Damiata is a woman. And she’s officially, or unofficially, investigating a murder. Presumably she meets with some level of cooperation as an investigator. Please, I am sick of this need in modern literature for there to be more positive female rolls IN EVERY GENRE AND PERIOD OF LITERATURE.
My belief becomes seriously unsuspended when a writer just stuffs a female into an historically inappropriate roll. I’m sure if I read the forward or afterward that Michael Ennis has some explanation about how one woman, in one corner of the world, in 1502, was actually a private investigator–they always manage to dig up one as an example.

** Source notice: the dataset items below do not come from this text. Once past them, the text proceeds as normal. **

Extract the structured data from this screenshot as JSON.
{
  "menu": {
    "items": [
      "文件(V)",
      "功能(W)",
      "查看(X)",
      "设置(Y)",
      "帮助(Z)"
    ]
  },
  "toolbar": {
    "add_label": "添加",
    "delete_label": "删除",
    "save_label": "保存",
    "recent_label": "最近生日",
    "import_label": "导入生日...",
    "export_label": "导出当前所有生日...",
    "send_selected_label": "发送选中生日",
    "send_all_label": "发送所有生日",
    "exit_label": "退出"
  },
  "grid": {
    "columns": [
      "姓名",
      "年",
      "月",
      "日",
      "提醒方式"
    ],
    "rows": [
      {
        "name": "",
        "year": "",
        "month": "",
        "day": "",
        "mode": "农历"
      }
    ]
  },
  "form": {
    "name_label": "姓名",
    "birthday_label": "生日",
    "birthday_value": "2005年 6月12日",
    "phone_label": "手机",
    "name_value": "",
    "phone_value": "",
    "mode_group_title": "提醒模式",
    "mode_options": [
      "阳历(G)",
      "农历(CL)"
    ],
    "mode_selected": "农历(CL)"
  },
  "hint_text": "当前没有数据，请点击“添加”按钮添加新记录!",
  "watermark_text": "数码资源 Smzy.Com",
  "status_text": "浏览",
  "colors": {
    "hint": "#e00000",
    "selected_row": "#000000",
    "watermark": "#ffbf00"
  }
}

I’m all for strong and empowered female characters, and I really enjoy post 19th century women detective novels, but it seems so patronizing when they shove these square pegs into round holes.
Anyway, we get it–women are important in all periods of history–and I mean that…for centuries, women had their place…was it right, or was it wrong? I think that our history bears that keeping women in their place was wrong, but, that being said, let’s stop re-writing history in novels…it’s hard enough getting a straight deal out of a grade school history book without littering Barnes and Noble’s shelves with this malarkey.